At a time when Canadian political institutions are being fundamentally questioned, this book provides a comparative perspective on the distinctive features of the Canadian policy process hich have enabled conflict to be resolved in the past. In comparison with other Western industrial nations, Canada’s policies in some arenas appear as models of workable compromise; in others, they stand out as marked by continuing irresolution. In this first book-length treatment of Canadian public policy in comparative perspective, Carolyn Tuohy focuses on constitutional change, health care delivery, industrial relations and labor market policy, economic development and adjustment, oil and gas policy, and minority language rights.

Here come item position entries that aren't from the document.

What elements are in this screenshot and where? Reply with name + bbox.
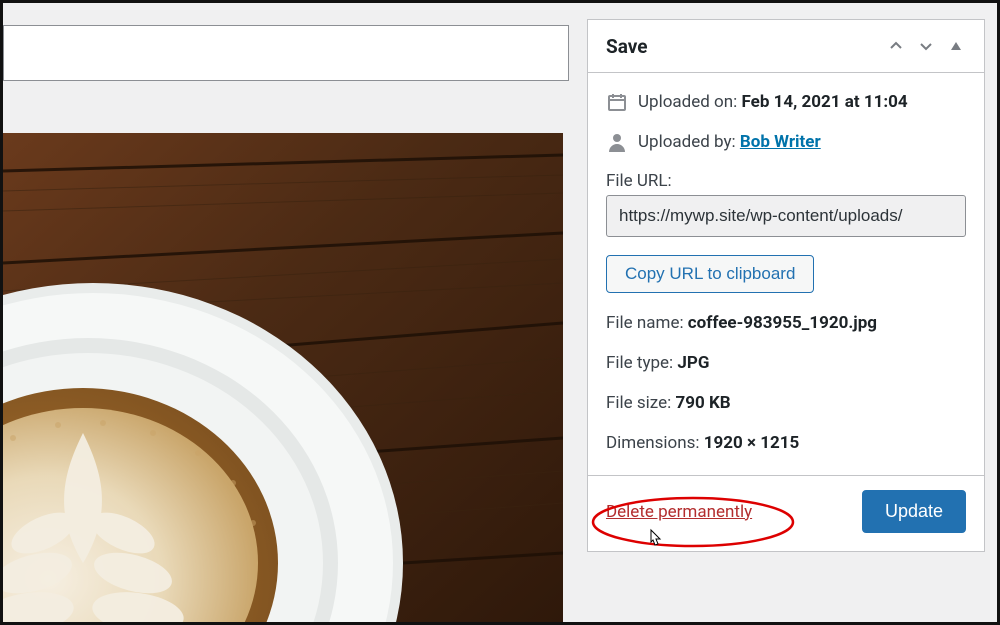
file-type-label: File type: [606, 353, 677, 373]
chevron-up-icon[interactable] [884, 34, 908, 58]
dimensions-value: 1920 × 1215 [704, 433, 800, 453]
cursor-pointer-icon [643, 528, 665, 556]
collapse-triangle-icon[interactable] [944, 34, 968, 58]
copy-url-button[interactable]: Copy URL to clipboard [606, 255, 814, 293]
save-panel: Save Uploaded on: Feb 14, 2021 [587, 19, 985, 552]
title-input[interactable] [3, 25, 569, 81]
update-button[interactable]: Update [862, 490, 966, 533]
file-url-input[interactable] [606, 195, 966, 237]
dimensions-label: Dimensions: [606, 433, 704, 453]
delete-permanently-link[interactable]: Delete permanently [606, 502, 752, 522]
uploaded-by-label: Uploaded by: [638, 132, 740, 152]
chevron-down-icon[interactable] [914, 34, 938, 58]
uploaded-on-value: Feb 14, 2021 at 11:04 [741, 92, 907, 112]
file-size-value: 790 KB [675, 393, 730, 413]
file-size-label: File size: [606, 393, 675, 413]
media-preview [3, 133, 569, 622]
file-name-label: File name: [606, 313, 688, 333]
file-name-value: coffee-983955_1920.jpg [688, 313, 877, 333]
panel-title: Save [606, 35, 878, 58]
uploaded-by-user-link[interactable]: Bob Writer [740, 132, 821, 152]
calendar-icon [606, 91, 628, 113]
user-icon [606, 131, 628, 153]
file-type-value: JPG [677, 353, 709, 373]
uploaded-on-label: Uploaded on: [638, 92, 741, 112]
file-url-label: File URL: [606, 171, 966, 191]
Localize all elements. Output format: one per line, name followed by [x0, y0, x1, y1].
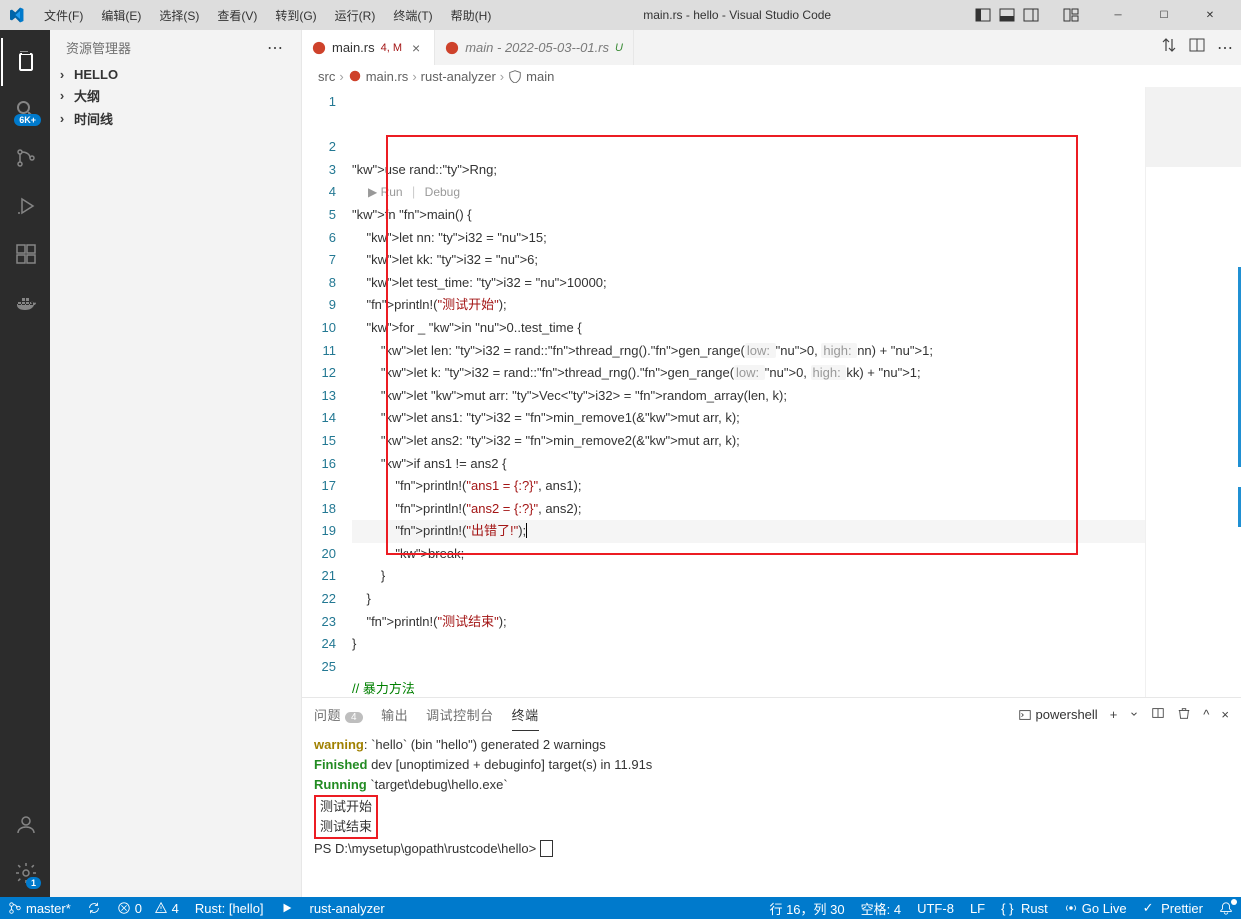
activity-extensions[interactable]: [1, 230, 49, 278]
settings-badge: 1: [26, 877, 41, 889]
maximize-button[interactable]: ☐: [1141, 0, 1187, 30]
menu-run[interactable]: 运行(R): [327, 3, 384, 28]
close-panel-icon[interactable]: ×: [1221, 707, 1229, 722]
rust-file-icon: [312, 41, 326, 55]
terminal-shell-select[interactable]: powershell: [1018, 707, 1098, 722]
search-badge: 6K+: [14, 114, 41, 126]
minimize-button[interactable]: ─: [1095, 0, 1141, 30]
split-editor-icon[interactable]: [1189, 37, 1205, 58]
menu-terminal[interactable]: 终端(T): [385, 3, 440, 28]
panel-actions: powershell + ^ ×: [1018, 706, 1229, 723]
new-terminal-icon[interactable]: +: [1110, 707, 1118, 722]
sidebar-section-outline[interactable]: ›大纲: [50, 84, 301, 107]
toggle-secondary-sidebar-icon[interactable]: [1023, 7, 1039, 23]
menu-help[interactable]: 帮助(H): [443, 3, 500, 28]
status-bar: master* 0 4 Rust: [hello] rust-analyzer …: [0, 897, 1241, 919]
status-rust-analyzer[interactable]: rust-analyzer: [302, 897, 393, 919]
activity-search[interactable]: 6K+: [1, 86, 49, 134]
toggle-panel-icon[interactable]: [999, 7, 1015, 23]
window-title: main.rs - hello - Visual Studio Code: [503, 8, 971, 22]
activity-accounts[interactable]: [1, 801, 49, 849]
highlight-box: [386, 135, 1078, 555]
minimap-viewport[interactable]: [1146, 87, 1241, 167]
status-rust-project[interactable]: Rust: [hello]: [187, 897, 272, 919]
sidebar-more-icon[interactable]: ⋯: [267, 38, 285, 58]
status-problems[interactable]: 0 4: [109, 897, 187, 919]
editor-group: main.rs 4, M × main - 2022-05-03--01.rs …: [302, 30, 1241, 897]
code-content[interactable]: "kw">use rand::"ty">Rng;▶ Run | Debug"kw…: [352, 87, 1145, 697]
activity-explorer[interactable]: [1, 38, 49, 86]
status-cursor-position[interactable]: 行 16，列 30: [761, 897, 852, 919]
breadcrumb-file[interactable]: main.rs: [348, 69, 409, 84]
status-run-icon[interactable]: [272, 897, 302, 919]
code-editor[interactable]: 1234567891011121314151617181920212223242…: [302, 87, 1241, 697]
activity-settings[interactable]: 1: [1, 849, 49, 897]
window-controls: ─ ☐ ✕: [1095, 0, 1233, 30]
menu-view[interactable]: 查看(V): [209, 3, 265, 28]
close-button[interactable]: ✕: [1187, 0, 1233, 30]
more-actions-icon[interactable]: ⋯: [1217, 38, 1233, 58]
compare-changes-icon[interactable]: [1161, 37, 1177, 58]
editor-tabs: main.rs 4, M × main - 2022-05-03--01.rs …: [302, 30, 1241, 65]
panel-tab-output[interactable]: 输出: [381, 699, 408, 730]
activity-docker[interactable]: [1, 278, 49, 326]
panel-tab-problems[interactable]: 问题4: [314, 699, 363, 730]
tab-modified-indicator: 4, M: [381, 42, 402, 54]
status-prettier[interactable]: ✓ Prettier: [1135, 897, 1211, 919]
sidebar-section-timeline[interactable]: ›时间线: [50, 107, 301, 130]
status-indentation[interactable]: 空格: 4: [853, 897, 909, 919]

What distinguishes Canada’s characteristic policy process is its quintessential ambivalence: ambivalence about the appropriate role of the state, about definitions of political community, and about individual and collective values and conceptions of rights. Embedded in the country’s political institutions, it has deep roots in Canada’s relationship to the United States, its history of English-French tensions, and its regional diversity.

Examining in particular the delicate federal-provincial division of power and the legislative-judicial relationship, Tuohy discusses how the constitutional debates of the 1980s and 1990s are testing Canada’s institutions to resolve conflict.


Tuohy is the co-editor of Exploring Social Insurance: Can a Dose of Europe Cure Canadian Health Care Finance? (Montreal: McGill-Queen’s University Press, 2008).

Publisher’s Summary:

Sustainability, quality, and accessibility are vital questions in Canadian health care. All Canadian governments, concerned about the growing share of the public budget absorbed by health care, are questioning the sustainability of the present system. How can we maintain and improve access to health care services of appropriate quality while ensuring sustainability? If there is one consolation to Canadian governments as they wrestle with the future of Medicare, it is that sustainability concerns are not unique to Canada but affect all countries, regardless of the level of private financing in a system. Some countries, however – particularly social insurance countries in Northern Europe such as Germany and France – manage to achieve universal access without wrestling with waiting lists, while providing a wide range of services. This book examines whether the grail of sustainability, quality, and accessibility could be better achieved through a marriage of the traditional Canadian model with elements of a European system.

Contributors include Sherry Glied (Columbia), Stefan Gress (Duisburg-Essen), Morley Gunderson and Doug Hyatt (Toronto), Tim Jost (Washington and Lee Universities), Ted Marmor (Yale), Jack Mintz (Toronto), Steve Morgan (UBC), Terry Sullivan (Cancer Care Ontario), Joe White (Case Western Reserve University), and Wynand Van de Ven (Erasmus).